March 19, I argued that “Public Higher Ed Is Going to Need a Bailout,” which was not a difficult prediction. Hopefully the recently passed legislation, which provides funding to states, finds its way to our public higher education institutions.

April and May saw me pivoting to concerns about the fall, including some principles on “Figuring out How to Teach From a Distance,” which will apply post-pandemic as well, and my contention, come fall that that the enemy of learning was disruption, when I pretended I was a college president. I’m going to give myself an A on the enemy of learning is disruption thing, because we saw this happen over and over come fall. Schools that had a plan they could actually execute did OK. Others, not so much. June 28, I worried about the inevitable breakdowns and disasters.

Avoiding disruption is why I think most institutions should be aiming for an in-person fall and preparing for whatever complications may ensue, as opposed to waiting to make a decision. If we are mostly vaccinated, we need to figure out how to live with whatever virus lingers.

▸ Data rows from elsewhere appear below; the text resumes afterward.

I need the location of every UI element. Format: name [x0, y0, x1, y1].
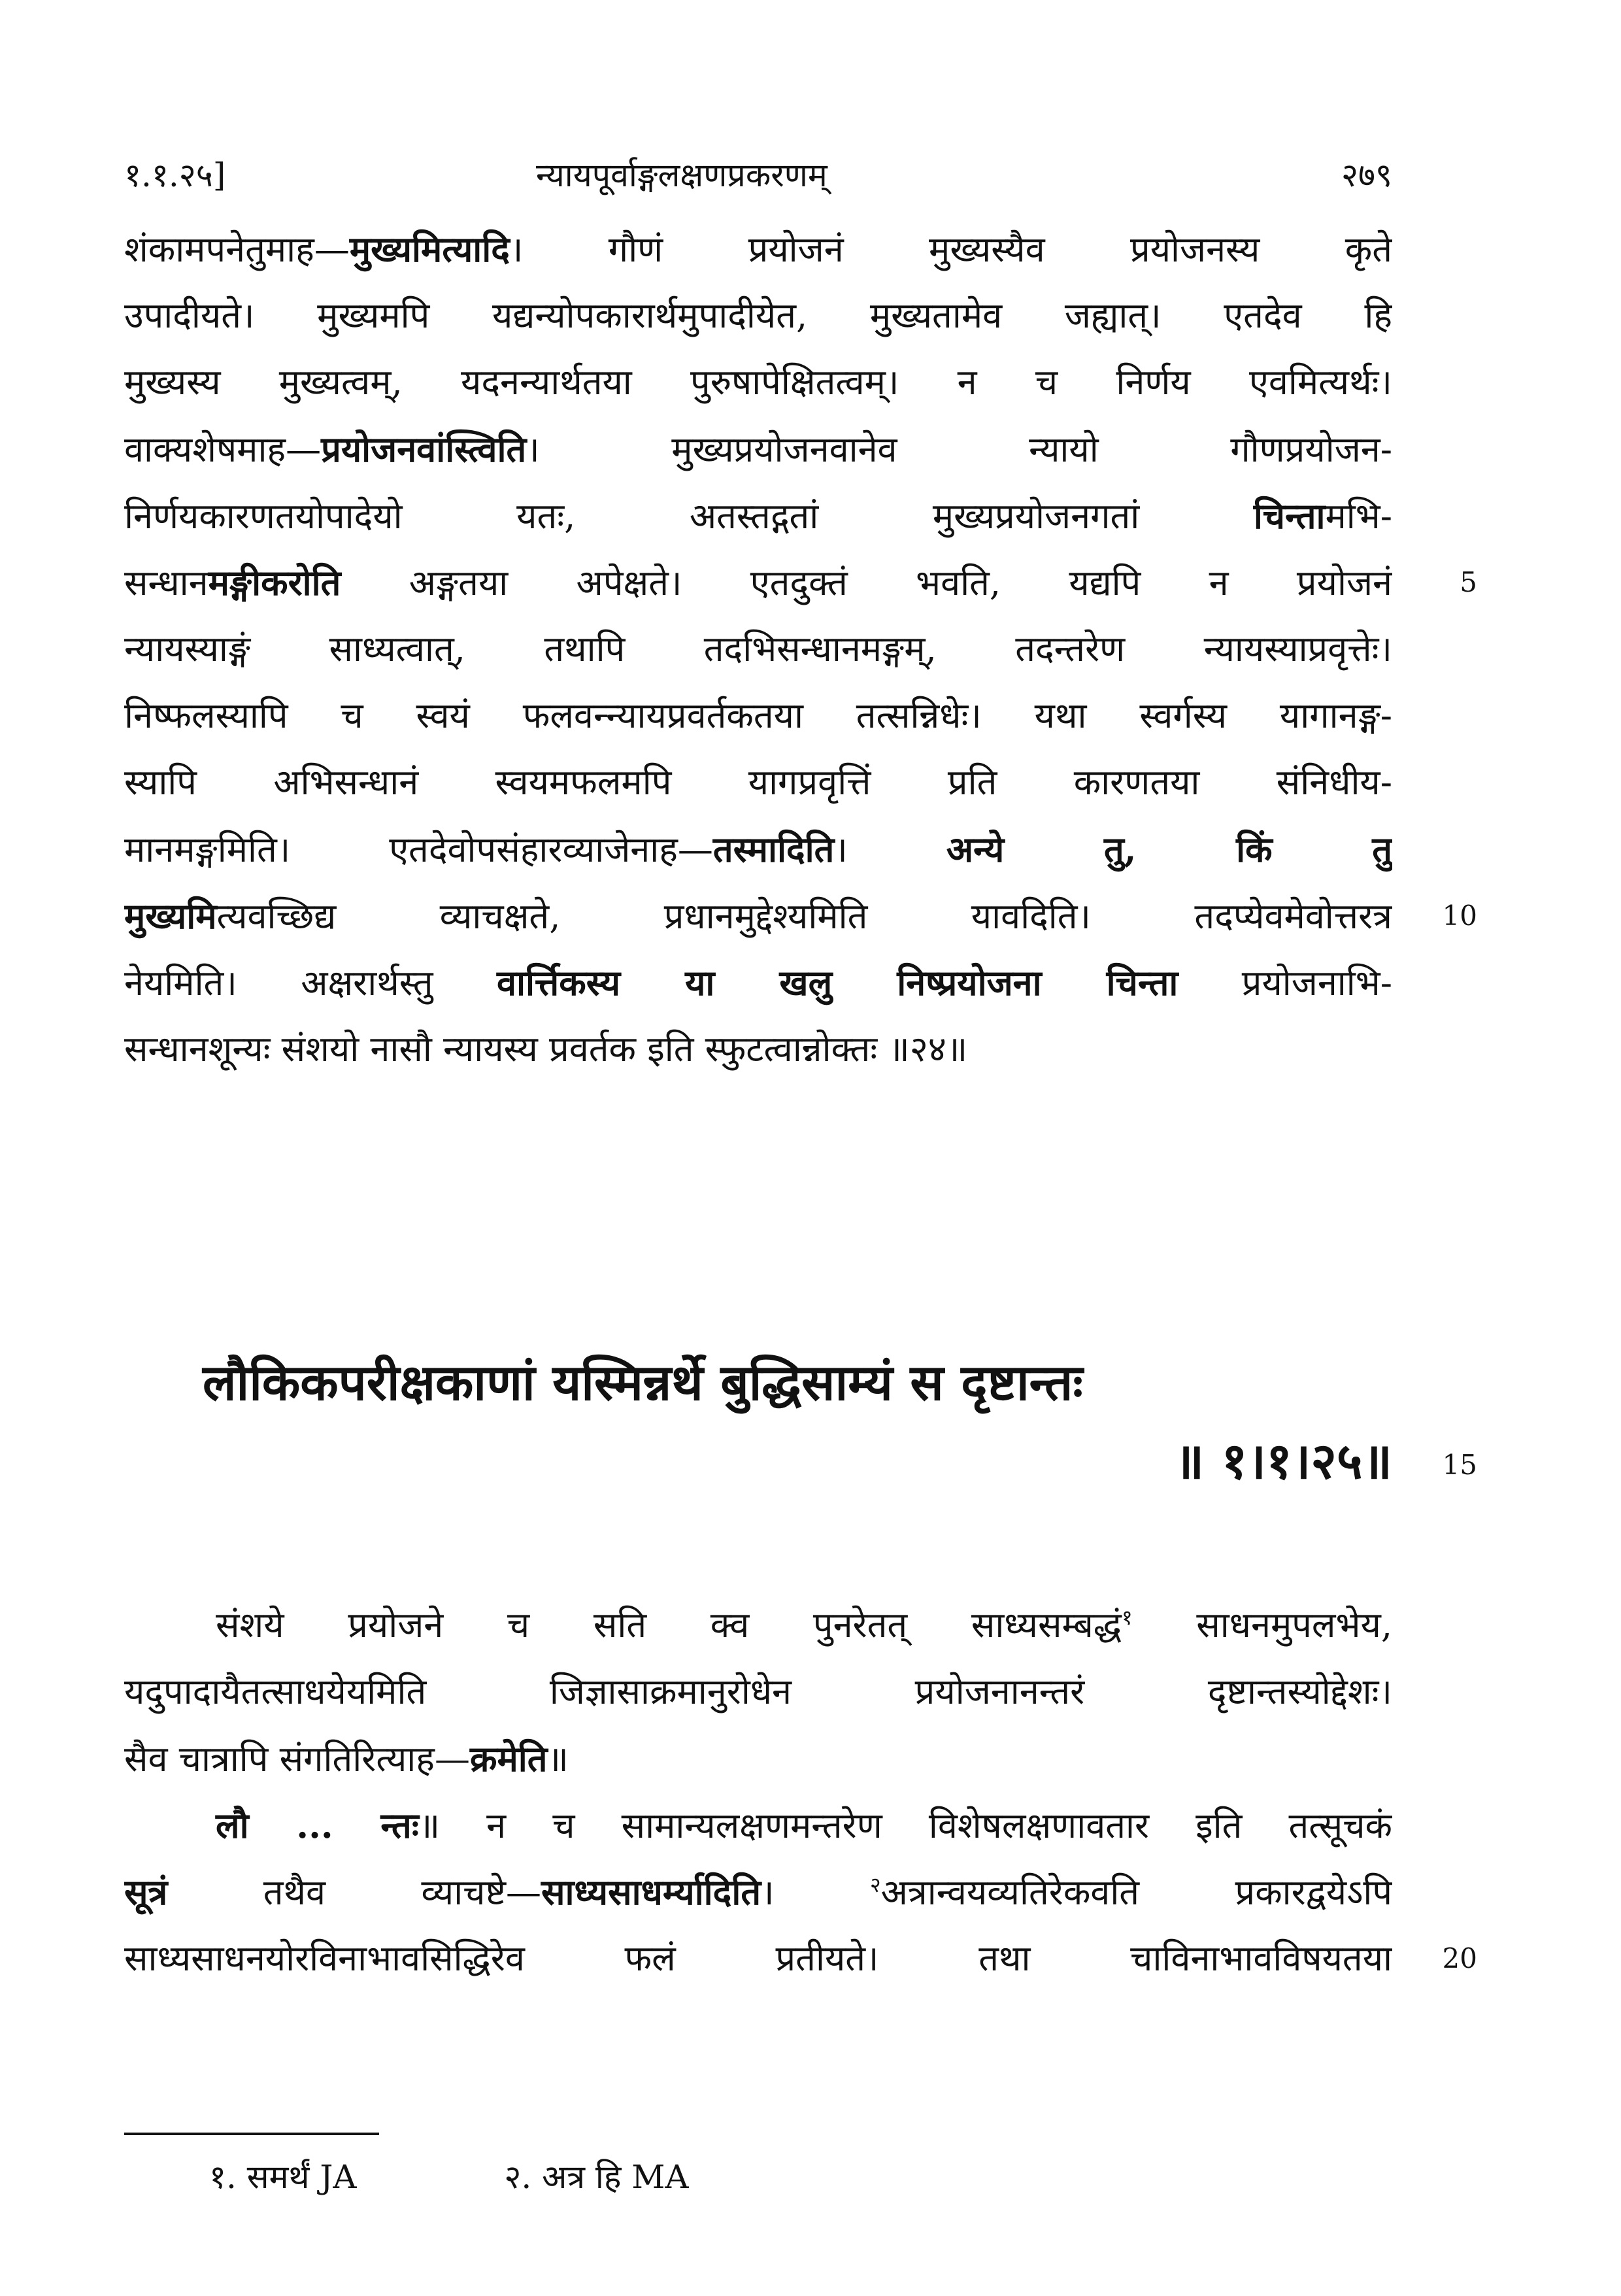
- text-line: लौ ... न्तः॥ न च सामान्यलक्षणमन्तरेण विशेषलक्षणावतार इति तत्सूचकं: [216, 1804, 1392, 1846]
- text-line: सैव चात्रापि संगतिरित्याह—क्रमेति॥: [124, 1738, 569, 1780]
- text-line: संशये प्रयोजने च सति क्व पुनरेतत् साध्यसम्बद्धं$^१$ साधनमुपलभेय,: [216, 1604, 1392, 1646]
- text-line: मानमङ्गमिति। एतदेवोपसंहारव्याजेनाह—तस्मादिति। अन्ये तु, किं तु: [124, 828, 1392, 870]
- line-number: 5: [1460, 566, 1477, 598]
- text-line: नेयमिति। अक्षरार्थस्तु वार्त्तिकस्य या खलु निष्प्रयोजना चिन्ता प्रयोजनाभि-: [124, 962, 1392, 1004]
- text-line: मुख्यमित्यवच्छिद्य व्याचक्षते, प्रधानमुद्देश्यमिति यावदिति। तदप्येवमेवोत्तरत्र: [124, 895, 1392, 937]
- line-number: 20: [1442, 1942, 1477, 1974]
- bold-pratika: चिन्ता: [1253, 495, 1326, 537]
- bold-pratika: तस्मादिति: [712, 828, 835, 870]
- running-head: [124, 149, 1392, 201]
- text-line: मुख्यस्य मुख्यत्वम्, यदनन्यार्थतया पुरुषापेक्षितत्वम्। न च निर्णय एवमित्यर्थः।: [124, 362, 1392, 403]
- footnote-2: २. अत्र हि MA: [504, 2158, 689, 2196]
- bold-pratika: साध्यसाधर्म्यादिति: [541, 1871, 761, 1913]
- text-line: शंकामपनेतुमाह—मुख्यमित्यादि। गौणं प्रयोजनं मुख्यस्यैव प्रयोजनस्य कृते: [124, 228, 1392, 270]
- text-line: स्यापि अभिसन्धानं स्वयमफलमपि यागप्रवृत्तिं प्रति कारणतया संनिधीय-: [124, 762, 1392, 803]
- footnote-marker: २: [870, 1872, 881, 1897]
- commentary-block-2: [124, 1592, 1392, 1992]
- bold-pratika: क्रमेति: [469, 1738, 548, 1780]
- sutra-number: ॥ १।१।२५॥: [1174, 1432, 1392, 1490]
- bold-pratika: मुख्यमित्यादि: [349, 228, 510, 270]
- bold-pratika: वार्त्तिकस्य या खलु निष्प्रयोजना चिन्ता: [496, 962, 1178, 1004]
- footnote-marker: १: [1122, 1605, 1133, 1630]
- text-line: निष्फलस्यापि च स्वयं फलवन्न्यायप्रवर्तकतया तत्सन्निधेः। यथा स्वर्गस्य यागानङ्ग-: [124, 695, 1392, 736]
- text-line: साध्यसाधनयोरविनाभावसिद्धिरेव फलं प्रतीयते। तथा चाविनाभावविषयतया: [124, 1938, 1392, 1979]
- sutra-text: लौकिकपरीक्षकाणां यस्मिन्नर्थे बुद्धिसाम्यं स दृष्टान्तः: [203, 1353, 1083, 1411]
- text-line: निर्णयकारणतयोपादेयो यतः, अतस्तद्गतां मुख्यप्रयोजनगतां चिन्तामभि-: [124, 495, 1392, 537]
- bold-pratika: मुख्यमि: [124, 895, 217, 937]
- bold-pratika: लौ ... न्तः: [216, 1804, 419, 1846]
- text-line: सन्धानशून्यः संशयो नासौ न्यायस्य प्रवर्तक इति स्फुटत्वान्नोक्तः ॥२४॥: [124, 1028, 968, 1070]
- bold-pratika: प्रयोजनवांस्त्विति: [321, 428, 527, 470]
- page-number: २७९: [1341, 156, 1392, 194]
- footnotes: [209, 2151, 826, 2203]
- section-reference: १.१.२५]: [124, 156, 226, 194]
- chapter-title: न्यायपूर्वाङ्गलक्षणप्रकरणम्: [536, 156, 827, 194]
- footnote-1: १. समर्थं JA: [209, 2158, 357, 2196]
- text-line: उपादीयते। मुख्यमपि यद्यन्योपकारार्थमुपादीयेत, मुख्यतामेव जह्यात्। एतदेव हि: [124, 295, 1392, 336]
- bold-pratika: मङ्गीकरोति: [208, 562, 341, 603]
- text-line: न्यायस्याङ्गं साध्यत्वात्, तथापि तदभिसन्धानमङ्गम्, तदन्तरेण न्यायस्याप्रवृत्तेः।: [124, 628, 1392, 669]
- text-line: सूत्रं तथैव व्याचष्टे—साध्यसाधर्म्यादिति। $^२$अत्रान्वयव्यतिरेकवति प्रकारद्वयेऽपि: [124, 1871, 1392, 1913]
- bold-pratika: सूत्रं: [124, 1871, 168, 1913]
- footnote-rule: [124, 2133, 379, 2135]
- commentary-block-1: [124, 216, 1392, 1083]
- text-line: यदुपादायैतत्साधयेयमिति जिज्ञासाक्रमानुरोधेन प्रयोजनानन्तरं दृष्टान्तस्योद्देशः।: [124, 1671, 1392, 1712]
- line-number: 10: [1442, 900, 1477, 932]
- bold-pratika: अन्ये तु, किं तु: [946, 828, 1392, 870]
- text-line: वाक्यशेषमाह—प्रयोजनवांस्त्विति। मुख्यप्रयोजनवानेव न्यायो गौणप्रयोजन-: [124, 428, 1392, 470]
- text-line: सन्धानमङ्गीकरोति अङ्गतया अपेक्षते। एतदुक्तं भवति, यद्यपि न प्रयोजनं: [124, 562, 1392, 603]
- sutra-block: [124, 1343, 1392, 1500]
- line-number: 15: [1442, 1449, 1477, 1481]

May 21 I sounded my first alarm about the influx of intrusive spy technology in distance instruction. This is still a problem, a problem that should be solved by altering pedagogy rather than getting in a digital arms race.

August through October saw me obsessed with how institutions were being managed through the crisis -- not well for the most part -- though in hindsight, much of this is rooted the stories that get attention. There were many quiet successes happening elsewhere. It’s necessary to acknowledge this along with the fact that there were many very bad failures of institutional leadership.

By November, I’d pivoted to what I think needs to happen to move forward, a recognition that if public higher education is going to be saved, it must be a priority of conservatives as well as liberals.

I think student loan debt should be canceled and the research university is not sustainable as it is currently structured and funded (by student tuition).

Come February, I was still worried about using surveillance technology on students, rather than considering what people need to do their best learning.

There is an impulse to identify “what we’ve learned” from our year under the specter of a deadly disease, but I am reluctant to say that we’ve learned -- in the sense that what we’ve experienced has changed our behavior -- anything.

That the dominant discussion around higher education is still how to pursue revenue, as opposed to opening ourselves up to the possibility of actually restructuring the enterprise around its mission as a public good is pretty depressing. When I wrote Sustainable. Resilient. Free.: The Future of Public Higher Education, I was convinced that the consequences of the virus made it apparent that the trajectory that public higher education has found itself on for nigh these 40 years was clearly unsustainable, but I see too much evidence of the same mistakes being made.

We have plenty of evidence that change is necessary, but is change going to come?